MOSCOW. July 4 (Interfax) - Uzbekistan can review its decision to suspend its membership in the Collective Security Treaty Organization (CSTO), said Viktor Ivanov, Director of the Russian Federal Drug Control Service.
"We remember the sudden shift in 2005 after the well-known events in Andijan, when Uzbekistan turned to Moscow again," Ivanov told reporters in Moscow on Tuesday.
Uzbekistan's withdrawal from the CSTO will make it more difficult to fight against the Afghan heroin trafficking, he said. "Of course, Uzbekistan's suspended CSTO membership will not strengthen the organization," he said.

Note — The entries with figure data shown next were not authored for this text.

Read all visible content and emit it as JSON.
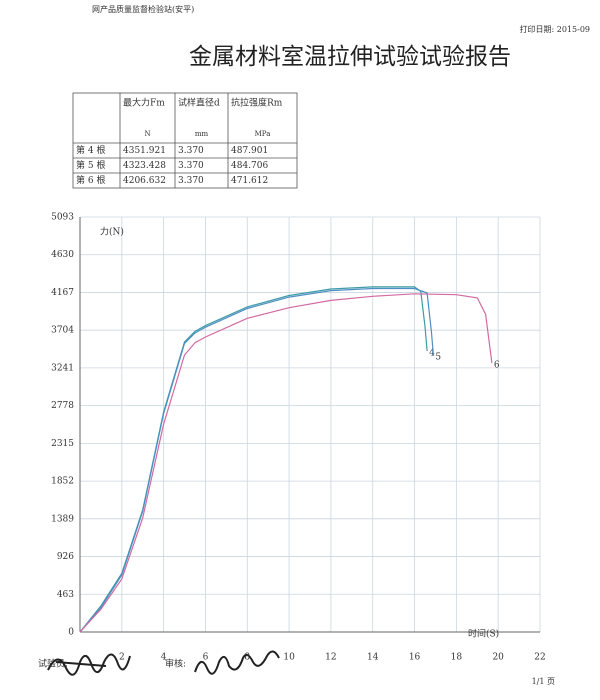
{
  "header": {
    "station": "网产品质量监督检验站(安平)",
    "print_date": "打印日期: 2015-09",
    "title": "金属材料室温拉伸试验试验报告"
  },
  "table": {
    "header": [
      "最大力Fm",
      "试样直径d",
      "抗拉强度Rm"
    ],
    "units": [
      "N",
      "mm",
      "MPa"
    ],
    "rows": [
      [
        "第 4 根",
        "4351.921",
        "3.370",
        "487.901"
      ],
      [
        "第 5 根",
        "4323.428",
        "3.370",
        "484.706"
      ],
      [
        "第 6 根",
        "4206.632",
        "3.370",
        "471.612"
      ]
    ]
  },
  "chart_data": {
    "type": "line",
    "x_label": "时间(S)",
    "y_label": "力(N)",
    "xlim": [
      0,
      22
    ],
    "ylim": [
      0,
      5093
    ],
    "xticks": [
      2,
      4,
      6,
      8,
      10,
      12,
      14,
      16,
      18,
      20,
      22
    ],
    "yticks": [
      0,
      463,
      926,
      1389,
      1852,
      2315,
      2778,
      3241,
      3704,
      4167,
      4630,
      5093
    ],
    "grid": true,
    "series": [
      {
        "name": "4",
        "color": "#3d9aa6",
        "x": [
          0,
          1,
          2,
          3,
          4,
          5,
          5.5,
          6,
          8,
          10,
          12,
          14,
          16,
          16.3,
          16.5,
          16.6
        ],
        "values": [
          0,
          320,
          720,
          1500,
          2700,
          3560,
          3690,
          3760,
          3990,
          4130,
          4210,
          4235,
          4235,
          4180,
          3750,
          3450
        ]
      },
      {
        "name": "5",
        "color": "#4d8fc4",
        "x": [
          0,
          1,
          2,
          3,
          4,
          5,
          5.5,
          6,
          8,
          10,
          12,
          14,
          16,
          16.6,
          16.8,
          16.9
        ],
        "values": [
          0,
          300,
          700,
          1480,
          2680,
          3540,
          3670,
          3740,
          3970,
          4110,
          4190,
          4215,
          4215,
          4160,
          3700,
          3400
        ]
      },
      {
        "name": "6",
        "color": "#d26aa2",
        "x": [
          0,
          1,
          2,
          3,
          4,
          5,
          5.5,
          6,
          8,
          10,
          12,
          14,
          16,
          18,
          19,
          19.4,
          19.6,
          19.7
        ],
        "values": [
          0,
          280,
          650,
          1400,
          2550,
          3400,
          3550,
          3620,
          3850,
          3980,
          4070,
          4120,
          4150,
          4140,
          4100,
          3900,
          3500,
          3300
        ]
      }
    ]
  },
  "footer": {
    "tester": "试验员:",
    "reviewer": "审核:",
    "page": "1/1 页"
  }
}
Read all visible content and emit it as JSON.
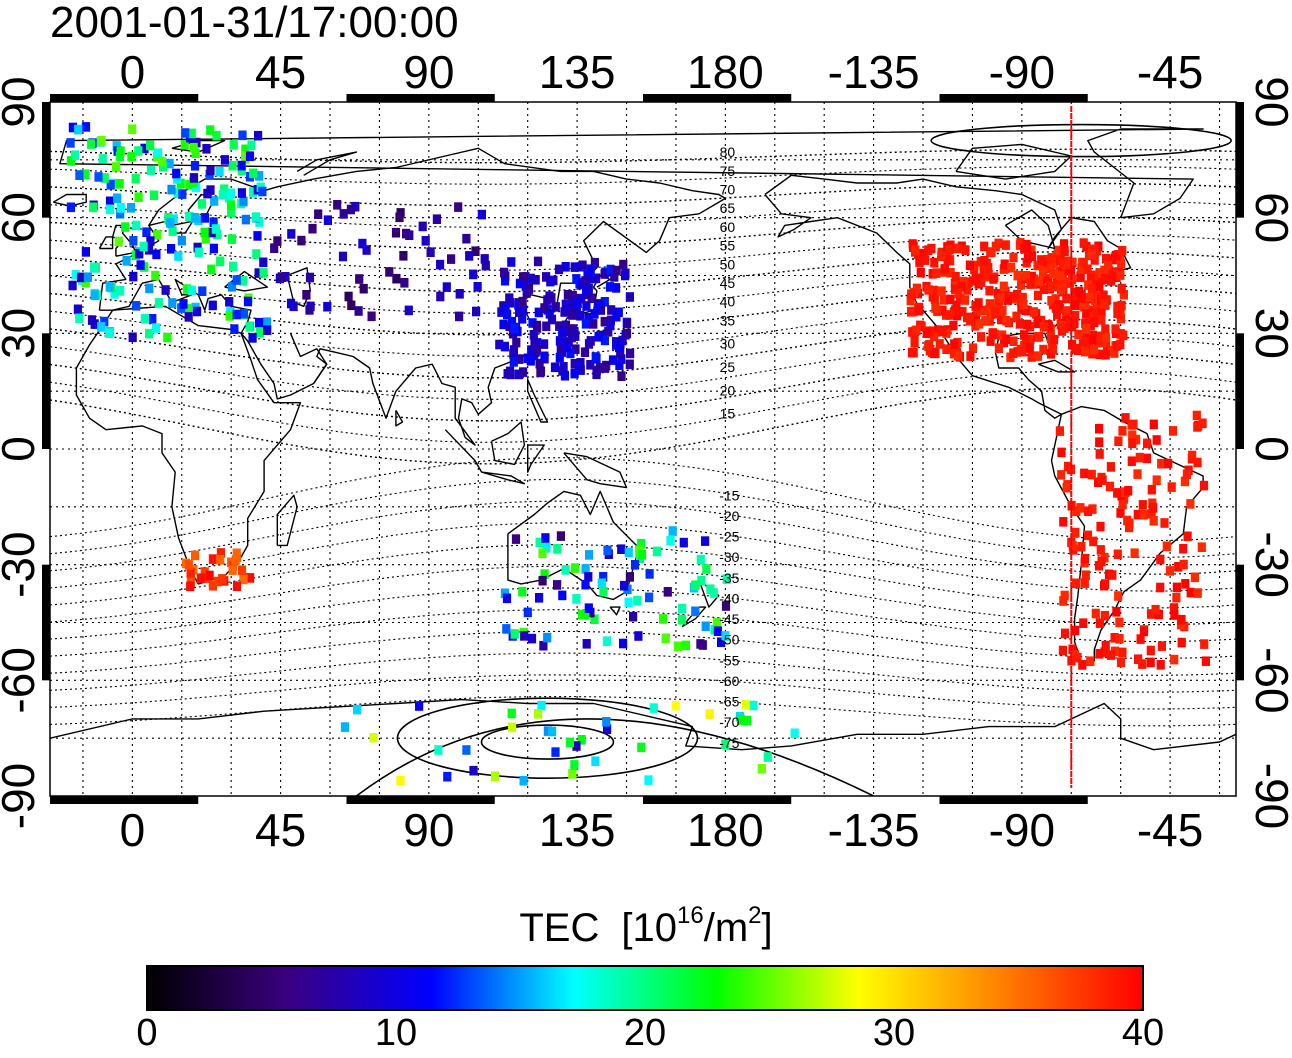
{
  "timestamp": "2001-01-31/17:00:00",
  "map": {
    "projection": "equirectangular",
    "lon_range_deg": [
      -25,
      335
    ],
    "lat_range_deg": [
      -90,
      90
    ],
    "top_lon_ticks": [
      "0",
      "45",
      "90",
      "135",
      "180",
      "-135",
      "-90",
      "-45"
    ],
    "bottom_lon_ticks": [
      "0",
      "45",
      "90",
      "135",
      "180",
      "-135",
      "-90",
      "-45"
    ],
    "lat_ticks": [
      "90",
      "60",
      "30",
      "0",
      "-30",
      "-60",
      "-90"
    ],
    "grid": "dotted, every 15 degrees",
    "coastlines": "thin black lines",
    "contour_labels_north": [
      "80",
      "75",
      "70",
      "65",
      "60",
      "55",
      "50",
      "45",
      "40",
      "35",
      "30",
      "25",
      "20",
      "15"
    ],
    "contour_labels_south": [
      "-15",
      "-20",
      "-25",
      "-30",
      "-35",
      "-40",
      "-45",
      "-50",
      "-55",
      "-60",
      "-65",
      "-70",
      "-75"
    ],
    "marker_line": {
      "lon_deg": -75,
      "color": "#ff0000"
    },
    "tec_regions": [
      {
        "region": "europe",
        "lon": [
          -20,
          40
        ],
        "lat": [
          30,
          85
        ],
        "tec": [
          8,
          25
        ]
      },
      {
        "region": "north america",
        "lon": [
          -125,
          -60
        ],
        "lat": [
          25,
          55
        ],
        "tec": [
          38,
          40
        ]
      },
      {
        "region": "east asia",
        "lon": [
          110,
          150
        ],
        "lat": [
          20,
          50
        ],
        "tec": [
          6,
          12
        ]
      },
      {
        "region": "south america",
        "lon": [
          -80,
          -35
        ],
        "lat": [
          -55,
          10
        ],
        "tec": [
          38,
          40
        ]
      },
      {
        "region": "southern africa",
        "lon": [
          15,
          35
        ],
        "lat": [
          -35,
          -25
        ],
        "tec": [
          35,
          40
        ]
      },
      {
        "region": "australia / new zealand",
        "lon": [
          110,
          180
        ],
        "lat": [
          -50,
          -20
        ],
        "tec": [
          5,
          25
        ]
      },
      {
        "region": "antarctica",
        "lon": [
          60,
          200
        ],
        "lat": [
          -85,
          -65
        ],
        "tec": [
          8,
          30
        ]
      },
      {
        "region": "siberia / central asia",
        "lon": [
          40,
          110
        ],
        "lat": [
          35,
          65
        ],
        "tec": [
          4,
          10
        ]
      }
    ]
  },
  "colorbar": {
    "label": "TEC",
    "unit_base": "10",
    "unit_exp": "16",
    "unit_slash": "/m",
    "unit_exp2": "2",
    "min": 0,
    "max": 40,
    "ticks": [
      "0",
      "10",
      "20",
      "30",
      "40"
    ],
    "colormap": [
      "#000000",
      "#3a0080",
      "#0000ff",
      "#00ffff",
      "#00ff00",
      "#ffff00",
      "#ff8000",
      "#ff0000"
    ]
  }
}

"The key to this problem is the Fergana Valley, the point of border crossing among three countries - Kyrgyzstan, Tajikistan and Uzbekistan. It is the Fergana Valley that Afghan heroin is smuggled through most intensely. Suppliers are concentrated in this region. There is a tough competition among them, which turns into armed clashes," Ivanov said.
In Afghanistan, a kilogram of heroin costs $1,000; the price in the neighboring Tajikistan reaches $3,000-$5,000; and in the Fergana Valley, it goes up to $15,000-$20,000, Ivanov said.
"The key to solving the problem is in Central Asia, with which we have worked both bilaterally and through the CSTO," the Russian anti-drug chief said.
Uzbekistan announced the decision to suspend its CSTO membership last week.
A note to that effect was sent by the Uzbekistan Foreign Ministry the CSTO Secretariat on June 20.
Russia is concerned by the rise in Afghan heroin trafficking smuggled through Central Asia. Russia has become the world's number one consumer of heroin, Ivanov said. Each year drugs kill up to 100,000 people, according to the drug control agency
Nearly 900,000 people have been killed by drugs in Russia since 2001, the Federal Drug Control Service told Interfax in June.
"Starting from 2001, when a major flow of Afghan drugs began, 1.2 million young people aged between 15 and 34 have died in our country. The analysis shows that almost three- quarters of them died because of drug abuse," the agency said.
According to the latest survey by the Federal Drug Control Service, there are 8.5 million regular or occasional drugs users in Russia, Ivanov said in June. About 18.5 million Russians have tried drugs at least once in their lifetime.